Culpa se desculpa
Eu gosto de olhos que sorriem, de gestos que se desculpam,
de toques que sabem conversar e de silêncios que se declaram.
Machado de Assis
Culpo meu relógio, não o tempo que desperdicei, a pedir-lhe desculpa.
Minhas palavras inconvenientes ditas não as que guardei, mas as que pus fora sem perdão.
Culpo a escuridão, não a luz sem acender, clarear da escusa.
A comida que não provei, fome sem matá-la, do suicídio do sabor.
Culpo a falta de sono, medo de não acordar, de não ter sonhado.
A caneta que não escreve, papel ágrafo, do texto não escrito.
Culpo o copo d’água sem água no copo, sede que não cede.
A semente sem deixar que nascesse, planta sem cuidar, e outra que indevidamente colhi.
Culpo a memória do passado, o que reluto em lembrar, fazer de conta que esqueci.
Das velhas amizades que não envelheceram comigo, antes partiram, me repartem agora.
Culpo por não estar certo, sem saber quem não erra, de acertar junto com outros.
De não ser doce, amargar impaciente, sem paladar.
Culpo minha ausência, recusa da companhia, tento expulsar a solidão que não me abandona.
A direção que segui, do caminho que desviei, voltando antes de chegar.
Crer em tudo, descrer de mim, vã guarda das pessoas acreditarem em mim na vanguarda.
Culpo os amores que não me restaram, arrastados pelos desamores instados sem mim.

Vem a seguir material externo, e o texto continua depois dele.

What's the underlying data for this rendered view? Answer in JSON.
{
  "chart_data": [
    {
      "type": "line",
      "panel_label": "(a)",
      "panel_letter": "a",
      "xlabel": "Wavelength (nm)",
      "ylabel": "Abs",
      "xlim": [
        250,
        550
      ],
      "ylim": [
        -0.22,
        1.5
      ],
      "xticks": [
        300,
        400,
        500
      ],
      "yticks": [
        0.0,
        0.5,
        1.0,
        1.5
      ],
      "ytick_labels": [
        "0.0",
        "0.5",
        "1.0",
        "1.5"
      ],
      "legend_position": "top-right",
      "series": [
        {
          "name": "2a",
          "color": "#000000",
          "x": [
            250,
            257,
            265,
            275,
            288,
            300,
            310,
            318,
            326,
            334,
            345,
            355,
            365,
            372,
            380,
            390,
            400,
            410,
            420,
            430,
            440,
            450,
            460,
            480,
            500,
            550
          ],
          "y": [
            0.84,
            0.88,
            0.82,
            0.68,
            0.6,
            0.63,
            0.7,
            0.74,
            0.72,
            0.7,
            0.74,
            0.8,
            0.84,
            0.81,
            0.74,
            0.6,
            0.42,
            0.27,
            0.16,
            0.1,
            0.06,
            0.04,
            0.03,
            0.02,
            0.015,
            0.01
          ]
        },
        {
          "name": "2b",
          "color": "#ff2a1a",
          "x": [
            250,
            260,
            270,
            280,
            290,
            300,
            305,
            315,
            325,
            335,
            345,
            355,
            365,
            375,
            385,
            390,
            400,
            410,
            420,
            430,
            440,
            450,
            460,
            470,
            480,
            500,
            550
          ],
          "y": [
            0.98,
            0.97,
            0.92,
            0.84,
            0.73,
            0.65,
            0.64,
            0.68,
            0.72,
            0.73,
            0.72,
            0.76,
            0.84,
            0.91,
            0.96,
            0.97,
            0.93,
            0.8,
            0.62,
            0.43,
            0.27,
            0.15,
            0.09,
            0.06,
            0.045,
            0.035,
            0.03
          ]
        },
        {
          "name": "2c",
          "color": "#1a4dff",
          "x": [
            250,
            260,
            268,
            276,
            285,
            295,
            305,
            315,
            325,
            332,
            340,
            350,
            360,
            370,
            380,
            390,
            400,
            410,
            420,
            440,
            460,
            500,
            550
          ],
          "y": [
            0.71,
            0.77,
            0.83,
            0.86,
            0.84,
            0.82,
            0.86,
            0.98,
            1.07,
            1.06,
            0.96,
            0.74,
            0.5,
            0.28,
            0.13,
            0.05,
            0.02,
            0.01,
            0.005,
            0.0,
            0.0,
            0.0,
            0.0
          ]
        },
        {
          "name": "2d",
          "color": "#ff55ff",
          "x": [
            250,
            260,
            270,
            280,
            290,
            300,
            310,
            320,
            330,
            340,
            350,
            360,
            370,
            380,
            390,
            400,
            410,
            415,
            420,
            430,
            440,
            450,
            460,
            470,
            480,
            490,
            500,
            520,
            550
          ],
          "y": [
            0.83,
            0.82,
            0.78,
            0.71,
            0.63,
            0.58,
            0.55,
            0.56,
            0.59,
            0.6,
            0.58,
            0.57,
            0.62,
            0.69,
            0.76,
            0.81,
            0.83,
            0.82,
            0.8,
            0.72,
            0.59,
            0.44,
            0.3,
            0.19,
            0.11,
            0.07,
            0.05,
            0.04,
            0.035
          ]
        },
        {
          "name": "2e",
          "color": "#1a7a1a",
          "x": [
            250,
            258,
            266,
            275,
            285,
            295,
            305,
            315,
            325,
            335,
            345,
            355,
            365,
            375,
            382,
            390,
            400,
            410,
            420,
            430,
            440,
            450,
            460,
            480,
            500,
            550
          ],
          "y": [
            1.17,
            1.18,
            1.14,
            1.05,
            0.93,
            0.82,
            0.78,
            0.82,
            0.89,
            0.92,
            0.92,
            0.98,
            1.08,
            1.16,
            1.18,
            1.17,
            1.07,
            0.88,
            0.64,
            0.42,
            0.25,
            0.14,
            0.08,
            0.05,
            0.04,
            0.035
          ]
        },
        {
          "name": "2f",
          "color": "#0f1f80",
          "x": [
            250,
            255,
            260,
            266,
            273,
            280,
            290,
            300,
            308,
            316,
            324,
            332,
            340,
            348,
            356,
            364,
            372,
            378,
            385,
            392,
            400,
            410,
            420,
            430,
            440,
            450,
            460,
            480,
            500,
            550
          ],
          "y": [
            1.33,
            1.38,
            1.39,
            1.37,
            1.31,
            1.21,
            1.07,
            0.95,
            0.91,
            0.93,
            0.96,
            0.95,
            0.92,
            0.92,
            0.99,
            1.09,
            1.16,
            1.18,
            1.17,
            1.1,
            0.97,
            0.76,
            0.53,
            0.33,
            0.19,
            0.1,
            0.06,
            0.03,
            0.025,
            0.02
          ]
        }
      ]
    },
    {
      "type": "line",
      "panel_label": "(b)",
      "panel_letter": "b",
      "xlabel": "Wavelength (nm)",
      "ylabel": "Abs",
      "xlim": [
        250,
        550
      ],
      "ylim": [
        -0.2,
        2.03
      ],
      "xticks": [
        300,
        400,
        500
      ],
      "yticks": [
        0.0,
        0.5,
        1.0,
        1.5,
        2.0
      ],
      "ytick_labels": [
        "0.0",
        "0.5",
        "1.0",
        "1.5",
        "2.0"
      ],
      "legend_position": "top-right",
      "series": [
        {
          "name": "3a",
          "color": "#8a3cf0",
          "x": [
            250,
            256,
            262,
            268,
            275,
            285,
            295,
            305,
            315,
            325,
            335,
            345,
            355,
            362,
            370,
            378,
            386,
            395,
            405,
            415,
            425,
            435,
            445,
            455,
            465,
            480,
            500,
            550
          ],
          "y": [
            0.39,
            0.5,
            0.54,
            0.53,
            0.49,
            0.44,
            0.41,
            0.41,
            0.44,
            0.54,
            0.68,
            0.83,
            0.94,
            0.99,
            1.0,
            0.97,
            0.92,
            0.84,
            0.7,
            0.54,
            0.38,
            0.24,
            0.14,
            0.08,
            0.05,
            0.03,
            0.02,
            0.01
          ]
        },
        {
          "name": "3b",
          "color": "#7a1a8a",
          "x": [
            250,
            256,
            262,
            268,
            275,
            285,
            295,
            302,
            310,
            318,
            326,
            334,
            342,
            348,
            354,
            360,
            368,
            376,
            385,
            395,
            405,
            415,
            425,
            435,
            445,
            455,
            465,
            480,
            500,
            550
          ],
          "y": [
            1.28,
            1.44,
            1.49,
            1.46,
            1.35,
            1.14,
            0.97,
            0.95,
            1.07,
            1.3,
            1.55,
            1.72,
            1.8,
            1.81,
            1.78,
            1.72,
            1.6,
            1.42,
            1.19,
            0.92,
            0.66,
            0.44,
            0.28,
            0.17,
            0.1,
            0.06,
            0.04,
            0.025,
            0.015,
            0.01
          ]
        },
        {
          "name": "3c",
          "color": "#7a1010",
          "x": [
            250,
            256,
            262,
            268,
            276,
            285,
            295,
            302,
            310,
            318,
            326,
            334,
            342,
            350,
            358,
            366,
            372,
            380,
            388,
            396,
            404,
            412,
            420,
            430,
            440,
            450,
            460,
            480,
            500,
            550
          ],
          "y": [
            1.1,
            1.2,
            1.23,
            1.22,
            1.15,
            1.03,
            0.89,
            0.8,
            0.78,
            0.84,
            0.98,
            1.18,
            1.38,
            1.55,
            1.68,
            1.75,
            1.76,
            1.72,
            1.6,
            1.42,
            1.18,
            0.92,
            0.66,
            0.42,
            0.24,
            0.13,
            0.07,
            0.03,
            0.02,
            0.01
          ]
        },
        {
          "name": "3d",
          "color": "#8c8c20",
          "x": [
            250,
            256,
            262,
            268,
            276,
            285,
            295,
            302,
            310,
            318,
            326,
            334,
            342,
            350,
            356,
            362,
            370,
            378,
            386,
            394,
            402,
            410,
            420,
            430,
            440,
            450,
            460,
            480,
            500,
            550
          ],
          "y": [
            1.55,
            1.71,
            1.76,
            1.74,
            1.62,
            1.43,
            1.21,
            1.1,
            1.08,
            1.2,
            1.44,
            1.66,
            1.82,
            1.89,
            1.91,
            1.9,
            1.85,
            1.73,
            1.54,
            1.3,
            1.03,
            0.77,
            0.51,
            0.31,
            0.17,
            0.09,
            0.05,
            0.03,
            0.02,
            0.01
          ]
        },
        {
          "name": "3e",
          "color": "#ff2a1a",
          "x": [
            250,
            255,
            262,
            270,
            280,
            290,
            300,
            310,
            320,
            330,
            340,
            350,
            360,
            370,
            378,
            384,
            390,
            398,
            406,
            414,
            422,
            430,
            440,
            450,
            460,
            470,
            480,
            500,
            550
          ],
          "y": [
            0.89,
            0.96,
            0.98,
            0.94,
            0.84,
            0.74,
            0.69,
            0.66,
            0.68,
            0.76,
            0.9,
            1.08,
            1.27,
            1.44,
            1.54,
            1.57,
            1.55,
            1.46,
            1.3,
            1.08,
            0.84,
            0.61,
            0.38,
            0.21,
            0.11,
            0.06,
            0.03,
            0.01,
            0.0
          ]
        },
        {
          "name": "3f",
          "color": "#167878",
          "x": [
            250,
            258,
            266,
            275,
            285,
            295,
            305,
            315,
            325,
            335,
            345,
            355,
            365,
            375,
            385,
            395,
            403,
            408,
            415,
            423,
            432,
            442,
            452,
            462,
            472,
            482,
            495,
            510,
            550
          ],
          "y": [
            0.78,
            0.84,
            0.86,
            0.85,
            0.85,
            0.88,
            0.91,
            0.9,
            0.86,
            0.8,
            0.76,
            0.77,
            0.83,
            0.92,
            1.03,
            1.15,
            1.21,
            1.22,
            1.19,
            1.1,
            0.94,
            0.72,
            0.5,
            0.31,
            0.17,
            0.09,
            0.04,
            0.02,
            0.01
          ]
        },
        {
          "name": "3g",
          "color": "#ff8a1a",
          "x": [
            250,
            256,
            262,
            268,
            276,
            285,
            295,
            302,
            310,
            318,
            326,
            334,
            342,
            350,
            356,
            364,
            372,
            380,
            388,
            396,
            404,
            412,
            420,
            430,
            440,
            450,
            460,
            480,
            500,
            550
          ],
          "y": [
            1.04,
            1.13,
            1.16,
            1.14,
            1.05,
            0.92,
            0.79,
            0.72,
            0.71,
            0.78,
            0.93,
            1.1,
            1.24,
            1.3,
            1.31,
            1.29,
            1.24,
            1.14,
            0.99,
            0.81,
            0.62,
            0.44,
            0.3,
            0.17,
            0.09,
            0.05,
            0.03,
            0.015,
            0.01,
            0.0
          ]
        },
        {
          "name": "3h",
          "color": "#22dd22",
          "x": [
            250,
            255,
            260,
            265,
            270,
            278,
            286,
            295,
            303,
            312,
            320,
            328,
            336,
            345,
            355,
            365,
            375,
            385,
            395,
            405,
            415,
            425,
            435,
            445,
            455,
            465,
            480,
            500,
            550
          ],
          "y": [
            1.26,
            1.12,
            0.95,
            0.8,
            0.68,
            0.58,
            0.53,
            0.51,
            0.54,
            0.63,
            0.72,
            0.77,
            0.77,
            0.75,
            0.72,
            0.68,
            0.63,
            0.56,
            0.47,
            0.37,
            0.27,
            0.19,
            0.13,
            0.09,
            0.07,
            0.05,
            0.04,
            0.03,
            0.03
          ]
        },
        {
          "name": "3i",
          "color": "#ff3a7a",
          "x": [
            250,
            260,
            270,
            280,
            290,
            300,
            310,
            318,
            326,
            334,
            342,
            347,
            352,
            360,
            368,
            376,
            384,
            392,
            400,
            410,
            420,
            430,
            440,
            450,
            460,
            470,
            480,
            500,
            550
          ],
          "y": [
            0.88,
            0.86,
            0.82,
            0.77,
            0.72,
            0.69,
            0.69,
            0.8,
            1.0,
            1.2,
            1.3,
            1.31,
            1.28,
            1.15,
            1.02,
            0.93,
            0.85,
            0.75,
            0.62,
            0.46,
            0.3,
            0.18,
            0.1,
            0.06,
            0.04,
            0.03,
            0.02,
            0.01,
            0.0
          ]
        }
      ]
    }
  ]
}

Por ter perdido o que antes quis ter, após a recusa ao pertencimento.
Culpo a desculpa que não pedi, pende o perdão que peço, peça da compreensão.
As roupas novas que não experimentei a provar que as velhas não me aprovam, mas visto.
Culpo os retratos familiares, vidrado, vidro quebrado que brado, sem me ver no espelho.
Da minha risada, gargalhada das pessoas, elas confiam no meu bom humor, não rio delas.
Culpo o que escrevi agora sem ter lido, desculpem-me como lido com as palavras.
Por fim, não pus fim ao que não começou, o amanhã me aguarda, sem que eu guarde o hoje.
Fases de Fazer Frases (I)
Quando alguém descobre que é laranja tem um baita pepino para descascar o abacaxi.
Fases de Fazer Frases (II)
O lapidador lapida a lápide. Lápide da dor.
Fases de Fazer Frases (III)
Aberração é berrar sem ação.
Fases de Fazer Frases (IV)
Para conseguir ouvir tudo é preciso fazer de conta que é surdo.
Olhos, Vistos do Cotidiano
São ossos do ofício, é o ditado. Túmulos abandonados há anos, muitos deles sem identificação alguma, estão sendo abertos e retirados os ossos. Os ossos recolhidos vão para o ossário do Cemitério São Judas Tadeu de Campo Mourão. Evidentemente que a ação é hoje mais do que necessária, naquela necrópole não tem mais espaços para enterros.
A minha saudosa mãe Elza não se esquecia de acender velas nesses túmulos abandonados, alguns não passavam de um monte de terra, cruz de madeira apodrecida, quando tinha. Ela rezava com fé em favor do desconhecido, ao menos para que ele não ficasse tão abandonado. .
Reminiscências em Preto e Branco (I)
Homens não carregam mais um pente, claro, para pentear os cabelos desalinhados pelo vento, por exemplo. Achava engraçado dois carecas não abrirem mão do pente. Ambos tinham o nome de Eloy, já falecidos, meu pai e meu. Desde que me tornei gente só conheci o meu pai já careca, tão poucos os cabelos na nuca. E o meu irmão, talvez para imitá-lo, tinha o pente dele, antes mesmo de começar a ficar careca, e careca ficou, com o pente, sempre.
Reminiscências em Preto e Branco (II)
Como um assunto puxa outro, assim também se dá com as palavras, que levam às outras. Penteadeira – móvel com espelho, gavetas e espaço para escovas, talcos, perfumes – ninguém tem, por isso dela não mais se fala. Minha mãe e irmãs tinham. Bem, só para rememorar o pente.